Le Ghana envisage une importante réforme constitutionnelle qui pourrait porter la durée du mandat présidentiel de quatre à cinq ans. Le projet prévoit également d’abaisser l’âge minimum pour se présenter à l’élection présidentielle à 35 ans. Des propositions qui alimentent déjà le débat dans le pays.
Le système politique ghanéen pourrait connaître plusieurs changements majeurs dans les prochaines années. Parmi les mesures envisagées par le gouvernement figure l’allongement du mandat présidentiel au Ghana, actuellement fixé à quatre ans.

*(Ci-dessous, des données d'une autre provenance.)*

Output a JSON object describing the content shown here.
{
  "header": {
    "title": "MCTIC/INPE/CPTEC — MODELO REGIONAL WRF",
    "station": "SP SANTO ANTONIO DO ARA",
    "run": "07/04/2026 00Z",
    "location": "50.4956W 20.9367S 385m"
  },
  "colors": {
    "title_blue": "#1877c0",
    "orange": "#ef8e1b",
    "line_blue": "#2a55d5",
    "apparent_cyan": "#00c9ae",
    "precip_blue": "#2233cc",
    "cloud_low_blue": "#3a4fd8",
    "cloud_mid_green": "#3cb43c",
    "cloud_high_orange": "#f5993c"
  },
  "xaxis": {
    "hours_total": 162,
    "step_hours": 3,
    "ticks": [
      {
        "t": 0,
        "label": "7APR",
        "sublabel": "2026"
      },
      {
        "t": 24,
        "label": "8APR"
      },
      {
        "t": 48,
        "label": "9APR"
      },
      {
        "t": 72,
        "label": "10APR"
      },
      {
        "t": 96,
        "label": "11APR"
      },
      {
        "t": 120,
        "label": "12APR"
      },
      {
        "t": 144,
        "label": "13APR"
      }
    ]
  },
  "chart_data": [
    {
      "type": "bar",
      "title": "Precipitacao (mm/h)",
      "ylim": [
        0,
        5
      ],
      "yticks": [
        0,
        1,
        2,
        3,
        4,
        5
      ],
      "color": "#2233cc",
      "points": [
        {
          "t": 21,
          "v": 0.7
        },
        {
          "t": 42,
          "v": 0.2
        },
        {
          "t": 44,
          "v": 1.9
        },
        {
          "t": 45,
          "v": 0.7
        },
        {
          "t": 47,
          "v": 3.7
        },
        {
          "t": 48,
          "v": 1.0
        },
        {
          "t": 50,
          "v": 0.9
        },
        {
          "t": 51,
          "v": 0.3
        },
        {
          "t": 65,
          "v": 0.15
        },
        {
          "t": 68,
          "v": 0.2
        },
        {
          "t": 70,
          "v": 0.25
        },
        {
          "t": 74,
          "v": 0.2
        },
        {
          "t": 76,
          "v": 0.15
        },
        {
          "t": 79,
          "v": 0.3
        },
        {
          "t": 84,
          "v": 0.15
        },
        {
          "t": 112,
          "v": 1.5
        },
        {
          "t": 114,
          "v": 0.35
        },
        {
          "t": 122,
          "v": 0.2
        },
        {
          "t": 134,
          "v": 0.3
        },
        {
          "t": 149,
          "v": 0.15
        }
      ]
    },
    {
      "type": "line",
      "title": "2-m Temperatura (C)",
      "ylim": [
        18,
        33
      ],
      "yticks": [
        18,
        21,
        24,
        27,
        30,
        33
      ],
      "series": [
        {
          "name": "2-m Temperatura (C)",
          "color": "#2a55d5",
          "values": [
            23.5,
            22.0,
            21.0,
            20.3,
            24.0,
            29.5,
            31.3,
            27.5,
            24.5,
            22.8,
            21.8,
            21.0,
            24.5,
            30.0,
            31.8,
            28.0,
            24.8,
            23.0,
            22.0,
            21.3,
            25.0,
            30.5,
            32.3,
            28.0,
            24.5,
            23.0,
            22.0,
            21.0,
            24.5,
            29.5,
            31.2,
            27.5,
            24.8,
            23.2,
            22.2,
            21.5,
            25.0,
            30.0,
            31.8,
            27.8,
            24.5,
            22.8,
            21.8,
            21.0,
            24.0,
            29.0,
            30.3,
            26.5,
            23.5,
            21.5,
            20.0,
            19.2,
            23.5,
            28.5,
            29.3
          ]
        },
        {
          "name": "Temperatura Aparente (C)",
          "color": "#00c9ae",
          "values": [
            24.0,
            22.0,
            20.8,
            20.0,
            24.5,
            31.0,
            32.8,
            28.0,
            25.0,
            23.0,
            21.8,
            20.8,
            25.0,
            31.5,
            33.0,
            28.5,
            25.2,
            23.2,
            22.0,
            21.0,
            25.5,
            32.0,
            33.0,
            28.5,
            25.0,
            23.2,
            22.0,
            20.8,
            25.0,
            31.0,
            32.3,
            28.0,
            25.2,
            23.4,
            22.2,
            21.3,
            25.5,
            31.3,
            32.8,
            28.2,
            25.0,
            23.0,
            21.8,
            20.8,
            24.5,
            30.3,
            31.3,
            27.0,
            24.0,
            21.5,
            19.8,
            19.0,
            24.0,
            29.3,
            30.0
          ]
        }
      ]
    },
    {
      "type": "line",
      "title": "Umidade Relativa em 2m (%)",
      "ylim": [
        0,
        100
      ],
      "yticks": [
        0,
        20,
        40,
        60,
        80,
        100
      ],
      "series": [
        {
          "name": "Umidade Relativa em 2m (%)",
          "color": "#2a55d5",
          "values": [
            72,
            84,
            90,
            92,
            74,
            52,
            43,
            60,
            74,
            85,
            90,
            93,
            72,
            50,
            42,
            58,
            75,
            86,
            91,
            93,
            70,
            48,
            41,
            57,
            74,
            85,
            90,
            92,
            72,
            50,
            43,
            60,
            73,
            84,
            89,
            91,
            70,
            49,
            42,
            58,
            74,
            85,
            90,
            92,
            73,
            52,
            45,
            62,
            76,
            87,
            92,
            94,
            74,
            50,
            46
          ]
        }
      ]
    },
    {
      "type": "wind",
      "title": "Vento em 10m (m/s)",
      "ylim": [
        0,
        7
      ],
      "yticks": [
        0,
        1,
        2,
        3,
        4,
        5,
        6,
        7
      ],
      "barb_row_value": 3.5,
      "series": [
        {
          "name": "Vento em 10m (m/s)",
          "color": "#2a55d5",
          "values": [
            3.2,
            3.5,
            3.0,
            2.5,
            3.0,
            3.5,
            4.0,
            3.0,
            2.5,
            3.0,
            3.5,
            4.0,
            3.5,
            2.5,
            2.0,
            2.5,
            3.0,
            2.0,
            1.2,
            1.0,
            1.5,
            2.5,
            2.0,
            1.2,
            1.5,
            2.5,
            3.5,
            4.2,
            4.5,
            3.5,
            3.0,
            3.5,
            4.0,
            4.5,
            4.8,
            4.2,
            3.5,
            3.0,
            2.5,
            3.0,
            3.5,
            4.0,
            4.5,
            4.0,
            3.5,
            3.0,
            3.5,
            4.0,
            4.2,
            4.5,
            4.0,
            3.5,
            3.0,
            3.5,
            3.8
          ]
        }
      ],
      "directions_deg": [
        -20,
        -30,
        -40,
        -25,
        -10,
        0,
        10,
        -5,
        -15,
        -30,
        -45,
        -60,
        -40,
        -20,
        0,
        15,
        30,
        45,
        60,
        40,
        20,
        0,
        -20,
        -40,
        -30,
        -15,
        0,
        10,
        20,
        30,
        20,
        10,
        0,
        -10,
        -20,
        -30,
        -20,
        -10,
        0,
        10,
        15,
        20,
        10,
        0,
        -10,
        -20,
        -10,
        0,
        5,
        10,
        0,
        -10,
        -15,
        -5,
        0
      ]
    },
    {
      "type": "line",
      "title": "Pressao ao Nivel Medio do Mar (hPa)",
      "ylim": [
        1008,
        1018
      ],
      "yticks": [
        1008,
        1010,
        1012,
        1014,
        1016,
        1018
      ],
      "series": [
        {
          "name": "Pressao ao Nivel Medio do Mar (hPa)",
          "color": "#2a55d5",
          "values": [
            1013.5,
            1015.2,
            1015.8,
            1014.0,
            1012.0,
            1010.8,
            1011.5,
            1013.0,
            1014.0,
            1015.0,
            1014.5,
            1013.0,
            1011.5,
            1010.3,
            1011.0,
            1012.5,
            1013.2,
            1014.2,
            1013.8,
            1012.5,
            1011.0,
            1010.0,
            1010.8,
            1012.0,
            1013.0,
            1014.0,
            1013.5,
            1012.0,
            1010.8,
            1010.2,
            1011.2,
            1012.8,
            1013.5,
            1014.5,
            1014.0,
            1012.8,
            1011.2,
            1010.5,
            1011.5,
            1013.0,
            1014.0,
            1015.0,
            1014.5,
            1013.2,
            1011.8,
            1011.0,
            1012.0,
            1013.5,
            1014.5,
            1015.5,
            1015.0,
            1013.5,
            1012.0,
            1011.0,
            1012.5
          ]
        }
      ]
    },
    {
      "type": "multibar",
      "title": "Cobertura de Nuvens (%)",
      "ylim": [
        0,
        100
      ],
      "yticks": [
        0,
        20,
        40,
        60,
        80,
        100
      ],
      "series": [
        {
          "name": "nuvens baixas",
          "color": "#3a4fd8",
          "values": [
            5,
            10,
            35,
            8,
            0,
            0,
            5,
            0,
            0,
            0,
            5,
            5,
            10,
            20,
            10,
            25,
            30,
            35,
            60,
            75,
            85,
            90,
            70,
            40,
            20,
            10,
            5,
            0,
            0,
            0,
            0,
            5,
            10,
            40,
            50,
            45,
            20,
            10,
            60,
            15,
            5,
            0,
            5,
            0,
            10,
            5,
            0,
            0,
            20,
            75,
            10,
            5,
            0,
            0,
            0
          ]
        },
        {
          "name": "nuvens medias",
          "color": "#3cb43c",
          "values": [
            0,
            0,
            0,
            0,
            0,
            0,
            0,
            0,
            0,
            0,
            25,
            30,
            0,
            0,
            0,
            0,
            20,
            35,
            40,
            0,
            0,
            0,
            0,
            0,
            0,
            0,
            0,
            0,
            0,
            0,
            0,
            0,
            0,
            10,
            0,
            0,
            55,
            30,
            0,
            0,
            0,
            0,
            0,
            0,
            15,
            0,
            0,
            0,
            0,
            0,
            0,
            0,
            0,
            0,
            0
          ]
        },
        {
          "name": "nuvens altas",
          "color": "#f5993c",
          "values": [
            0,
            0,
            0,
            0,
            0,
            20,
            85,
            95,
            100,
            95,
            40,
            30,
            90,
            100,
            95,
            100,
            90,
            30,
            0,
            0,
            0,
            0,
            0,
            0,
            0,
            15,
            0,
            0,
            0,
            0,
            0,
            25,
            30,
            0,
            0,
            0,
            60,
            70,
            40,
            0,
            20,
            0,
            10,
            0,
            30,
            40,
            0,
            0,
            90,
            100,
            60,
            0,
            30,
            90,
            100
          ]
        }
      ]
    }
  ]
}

L’exécutif propose de le porter à cinq ans afin de laisser davantage de temps au président pour mettre en œuvre son programme entre son arrivée au pouvoir et le début du cycle électoral suivant.

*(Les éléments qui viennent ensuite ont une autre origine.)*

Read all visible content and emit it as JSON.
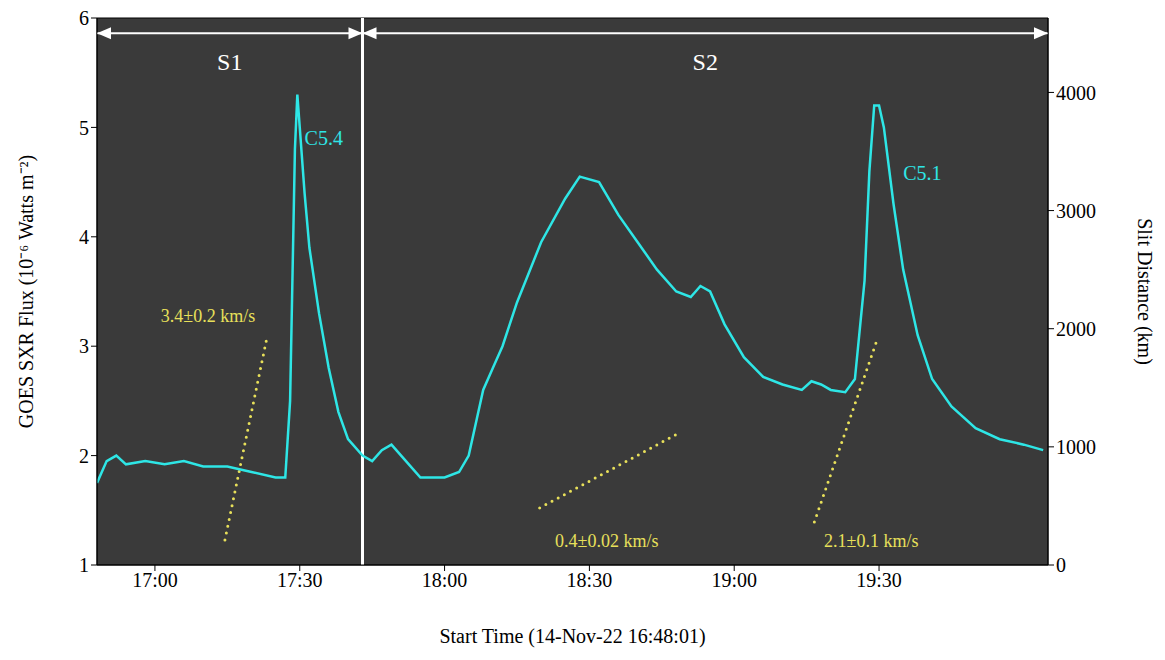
{
  "chart_data": {
    "type": "line",
    "xlabel": "Start Time (14-Nov-22 16:48:01)",
    "ylabel": "GOES SXR Flux (10⁻⁶ Watts m⁻²)",
    "y2label": "Slit Distance (km)",
    "xlim": [
      1008,
      1205
    ],
    "xticks": [
      {
        "value": 1020,
        "label": "17:00"
      },
      {
        "value": 1050,
        "label": "17:30"
      },
      {
        "value": 1080,
        "label": "18:00"
      },
      {
        "value": 1110,
        "label": "18:30"
      },
      {
        "value": 1140,
        "label": "19:00"
      },
      {
        "value": 1170,
        "label": "19:30"
      }
    ],
    "ylim": [
      1,
      6
    ],
    "yticks": [
      1,
      2,
      3,
      4,
      5,
      6
    ],
    "y2lim": [
      0,
      4630
    ],
    "y2ticks": [
      0,
      1000,
      2000,
      3000,
      4000
    ],
    "series": [
      {
        "color": "#2ee6e6",
        "line_style": "solid",
        "x": [
          1008,
          1010,
          1012,
          1014,
          1018,
          1022,
          1026,
          1030,
          1035,
          1040,
          1045,
          1047,
          1048,
          1049,
          1049.5,
          1050,
          1051,
          1052,
          1054,
          1056,
          1058,
          1060,
          1063,
          1065,
          1067,
          1069,
          1072,
          1075,
          1080,
          1083,
          1085,
          1088,
          1090,
          1092,
          1095,
          1100,
          1105,
          1108,
          1112,
          1116,
          1120,
          1124,
          1128,
          1131,
          1133,
          1135,
          1138,
          1142,
          1146,
          1150,
          1154,
          1156,
          1158,
          1160,
          1163,
          1165,
          1167,
          1168,
          1169,
          1170,
          1171,
          1173,
          1175,
          1178,
          1181,
          1185,
          1190,
          1195,
          1200,
          1204
        ],
        "values": [
          1.75,
          1.95,
          2.0,
          1.92,
          1.95,
          1.92,
          1.95,
          1.9,
          1.9,
          1.85,
          1.8,
          1.8,
          2.5,
          4.8,
          5.3,
          5.0,
          4.4,
          3.9,
          3.3,
          2.8,
          2.4,
          2.15,
          2.0,
          1.95,
          2.05,
          2.1,
          1.95,
          1.8,
          1.8,
          1.85,
          2.0,
          2.6,
          2.8,
          3.0,
          3.4,
          3.95,
          4.35,
          4.55,
          4.5,
          4.2,
          3.95,
          3.7,
          3.5,
          3.45,
          3.55,
          3.5,
          3.2,
          2.9,
          2.72,
          2.65,
          2.6,
          2.68,
          2.65,
          2.6,
          2.58,
          2.7,
          3.6,
          4.6,
          5.2,
          5.2,
          5.0,
          4.3,
          3.7,
          3.1,
          2.7,
          2.45,
          2.25,
          2.15,
          2.1,
          2.05
        ]
      }
    ],
    "fits": [
      {
        "axis": "y2",
        "color": "#e8e05a",
        "line_style": "dotted",
        "label": "3.4±0.2 km/s",
        "x": [
          1034.5,
          1043.2
        ],
        "values": [
          212,
          1924
        ],
        "label_x": 1031,
        "label_y": 2090
      },
      {
        "axis": "y2",
        "color": "#e8e05a",
        "line_style": "dotted",
        "label": "0.4±0.02 km/s",
        "x": [
          1099.7,
          1129
        ],
        "values": [
          483,
          1127
        ],
        "label_x": 1113.6,
        "label_y": 186
      },
      {
        "axis": "y2",
        "color": "#e8e05a",
        "line_style": "dotted",
        "label": "2.1±0.1 km/s",
        "x": [
          1156.6,
          1169.6
        ],
        "values": [
          364,
          1907
        ],
        "label_x": 1168.4,
        "label_y": 186
      }
    ],
    "flares": [
      {
        "label": "C5.4",
        "x": 1051,
        "y": 4.88,
        "color": "#2ee6e6"
      },
      {
        "label": "C5.1",
        "x": 1175,
        "y": 4.56,
        "color": "#2ee6e6"
      }
    ],
    "regions": [
      {
        "label": "S1",
        "start": 1008,
        "end": 1063
      },
      {
        "label": "S2",
        "start": 1063,
        "end": 1205
      }
    ],
    "divider": 1063
  }
}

Mais cette proposition de réforme de la Constitution ne fait pas l’unanimité.
Pourquoi le Ghana veut-il un mandat présidentiel de cinq ans ?

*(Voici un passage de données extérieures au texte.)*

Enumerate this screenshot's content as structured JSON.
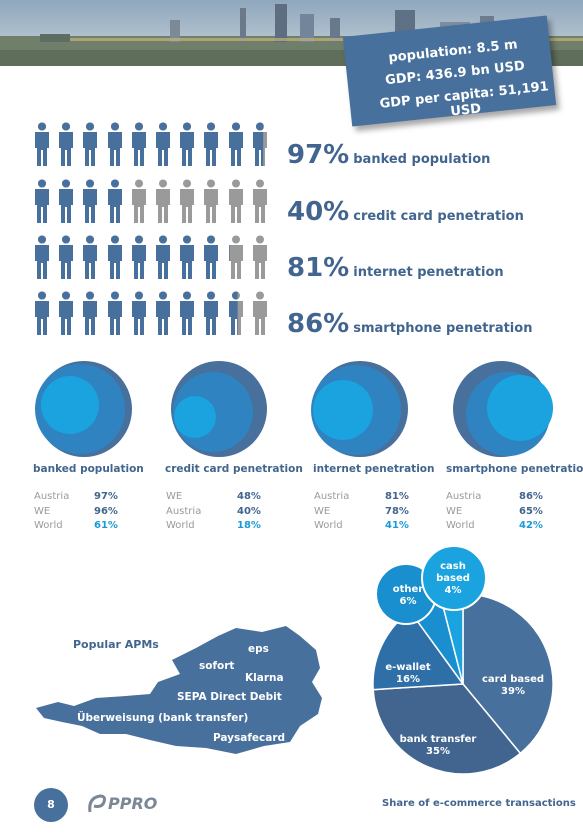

Pour les partisans de la réforme, quatre années laisseraient une période relativement courte pour gouverner efficacement. Les premiers mois d’un mandat sont notamment consacrés à la transition et à l’installation de la nouvelle administration, tandis que la préparation de l’élection suivante intervient rapidement.
Passer à cinq ans permettrait ainsi au pouvoir exécutif de disposer d’une année supplémentaire pour conduire ses politiques publiques.
Certains observateurs estiment toutefois que la réforme constitutionnelle devrait davantage s’intéresser à d’autres enjeux du pays.
Franklin Cudjoe, fondateur du think tank Imani Africa, regrette notamment que les propositions retenues se concentrent principalement sur les institutions politiques. Selon lui, la gestion des finances et des ressources publiques devrait occuper une place plus importante dans les discussions.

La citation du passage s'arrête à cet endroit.